Sunday, April 14, 2024

Bill benefits region's water management

Staff Writer | April 3, 2024 1:00 AM

Two bills approved by the Idaho Legislature are expected to enhance water management in the state, Idaho Water Resource Board officials said following its March 29 meeting.

“Some water users will be affected by these proposed changes,” said IDWR Director Mathew Weaver in a press release. “We need to do more research to understand how many water users could be affected. We will officially notify affected water users in the coming months about the change in administrative scope and the impact on their individual water rights.”
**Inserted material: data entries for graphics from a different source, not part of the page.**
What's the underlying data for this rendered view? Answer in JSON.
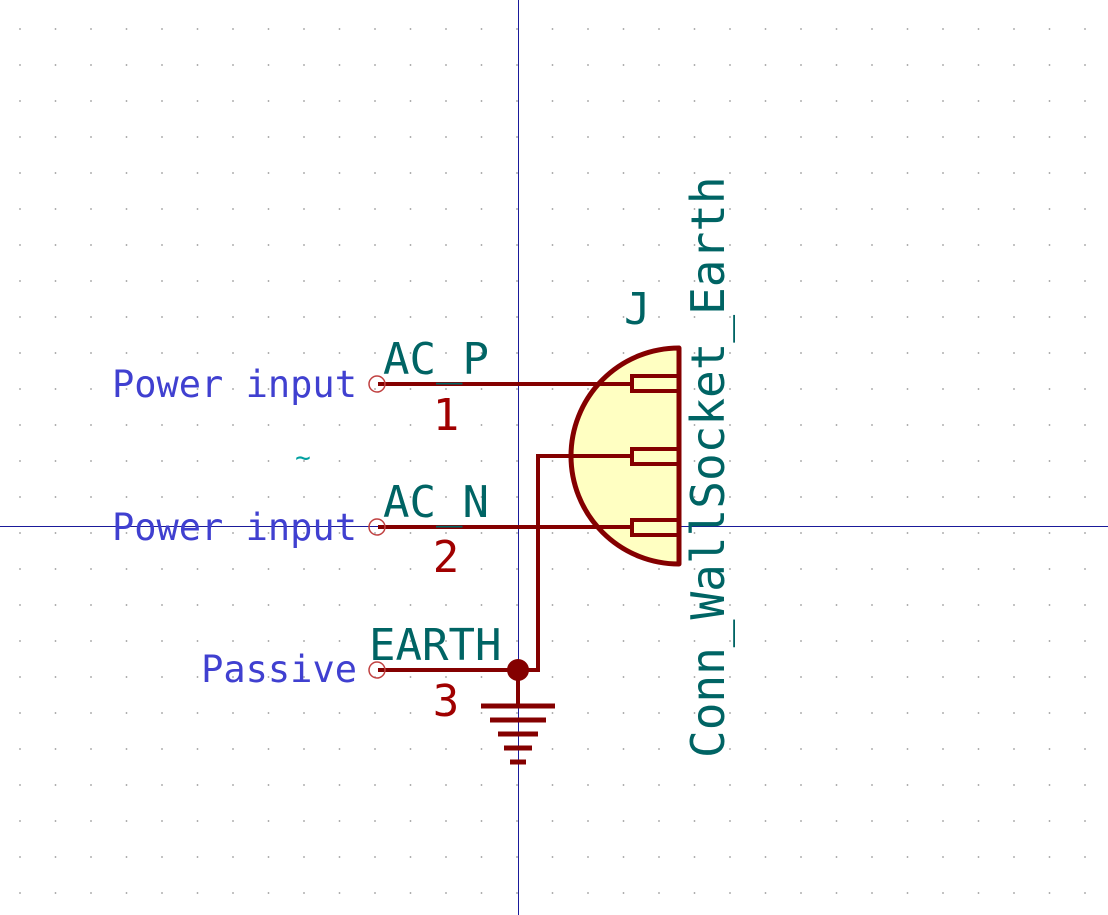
{
  "colors": {
    "background": "#ffffff",
    "grid_dot": "#9a9a9a",
    "crosshair": "#1a1a9a",
    "body_stroke": "#840000",
    "body_fill": "#ffffc2",
    "pin_number": "#a00000",
    "pin_name": "#006464",
    "electrical_type": "#4040d0",
    "field_text": "#006464",
    "pin_end": "#c04040"
  },
  "symbol": {
    "reference": "J",
    "value": "Conn_WallSocket_Earth",
    "ac_glyph": "~",
    "pins": [
      {
        "number": "1",
        "name": "AC_P",
        "electrical_type": "Power input"
      },
      {
        "number": "2",
        "name": "AC_N",
        "electrical_type": "Power input"
      },
      {
        "number": "3",
        "name": "EARTH",
        "electrical_type": "Passive"
      }
    ]
  }
}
The first bill, House Bill 687, would allow the Idaho Department of Water Resources to petition a District Court judge to commence a water rights adjudication in North Idaho's Kootenai River Basin, most of which lies in Boundary County and a small percentage in northern and northwestern Bonner County. Local legislators supported an adjudication in the basin to define and confirm existing water rights. 
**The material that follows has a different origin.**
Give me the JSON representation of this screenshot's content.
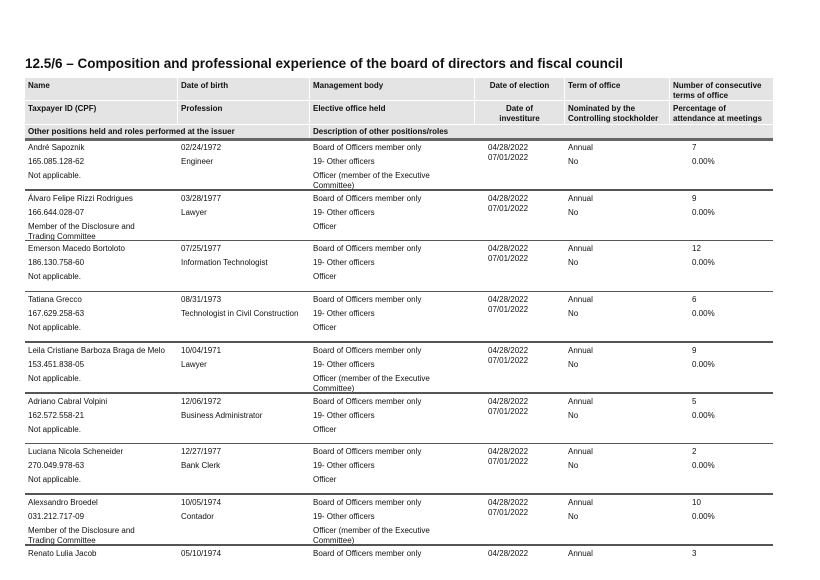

Water rights adjudications are under way in the Bear River, Clark Fork-Pend Oreille, Coeur d’Alene-Spokane River, and Palouse River basins in Idaho. The Snake River Basin Adjudication, completed in 2014, was the largest water rights adjudication ever completed in the western United States.

The Kootenai River Basin Adjudication is expected to take five years and cost $3.25 million, using existing IDWR staff to work on the project, officials said. 
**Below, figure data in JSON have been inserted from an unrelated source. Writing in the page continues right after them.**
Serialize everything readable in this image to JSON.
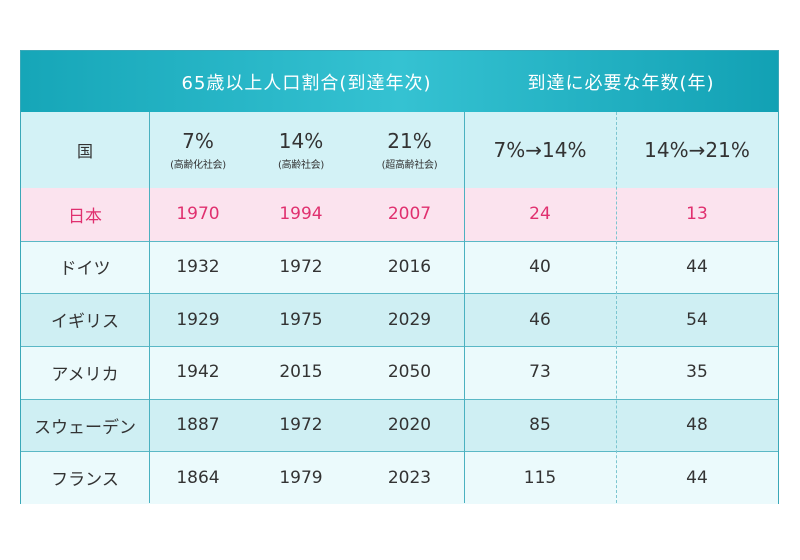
{
  "chart_data": {
    "type": "table",
    "group_headers": {
      "year_reached": "65歳以上人口割合(到達年次)",
      "years_needed": "到達に必要な年数(年)"
    },
    "columns": {
      "country": "国",
      "p7": {
        "value": "7%",
        "note": "(高齢化社会)"
      },
      "p14": {
        "value": "14%",
        "note": "(高齢社会)"
      },
      "p21": {
        "value": "21%",
        "note": "(超高齢社会)"
      },
      "d1": "7%→14%",
      "d2": "14%→21%"
    },
    "rows": [
      {
        "country": "日本",
        "y7": 1970,
        "y14": 1994,
        "y21": 2007,
        "d7_14": 24,
        "d14_21": 13
      },
      {
        "country": "ドイツ",
        "y7": 1932,
        "y14": 1972,
        "y21": 2016,
        "d7_14": 40,
        "d14_21": 44
      },
      {
        "country": "イギリス",
        "y7": 1929,
        "y14": 1975,
        "y21": 2029,
        "d7_14": 46,
        "d14_21": 54
      },
      {
        "country": "アメリカ",
        "y7": 1942,
        "y14": 2015,
        "y21": 2050,
        "d7_14": 73,
        "d14_21": 35
      },
      {
        "country": "スウェーデン",
        "y7": 1887,
        "y14": 1972,
        "y21": 2020,
        "d7_14": 85,
        "d14_21": 48
      },
      {
        "country": "フランス",
        "y7": 1864,
        "y14": 1979,
        "y21": 2023,
        "d7_14": 115,
        "d14_21": 44
      }
    ]
  },
  "colors": {
    "header_band": "#22b0c2",
    "header_row": "#d3f2f6",
    "japan_row": "#fbe3ee",
    "japan_text": "#e0306f",
    "row_alt_a": "#cfeff3",
    "row_alt_b": "#ebfafc"
  }
}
In Idaho, citizens have natural water rights for domestic and stockwater use — also known as de minimis water rights. For surface waters such as springs, creeks, and lakes, uses that started before May 20, 1971, and in-stream stockwater uses regardless of the date, do not require the water user to file for a water rights permit with IDWR. Any use of surface water that started after May 20, 1971, requires a water rights permit with IDWR, except for allowing livestock animals to drink from a stream.

The second bill, Senate Bill 1341 creates a process for IDWR officials to expand the boundary of the Eastern Snake Plain Aquifer area of common groundwater supply. The bill passed both chambers of the Legislature in an unanimous vote; it was signed by Gov. Brad Little on March 20.

Adjusting the boundary of the ESPA area of common groundwater supply is needed to conform with the latest and most accurate ESPA groundwater model.

The change would ensure that IDWR’s management of surface water and groundwater rights in the aquifer could be accomplished under the Prior Appropriation Doctrine, officials said. Under that water law, senior water users, or those who have the oldest water rights, receive priority in times of water shortages, officials said.

SB 1341 provides for a process for IDWR to follow to notify ESPA surface and groundwater users about the proposed change in boundary, hold public hearings and take public feedback. The bill also provides an opportunity for water users to appeal the final decision.

The Idaho Water Resource Board said two pieces of legislation passed by the Idaho Legislature in the 2024 session will enhance water management in North Idaho and southern Idaho.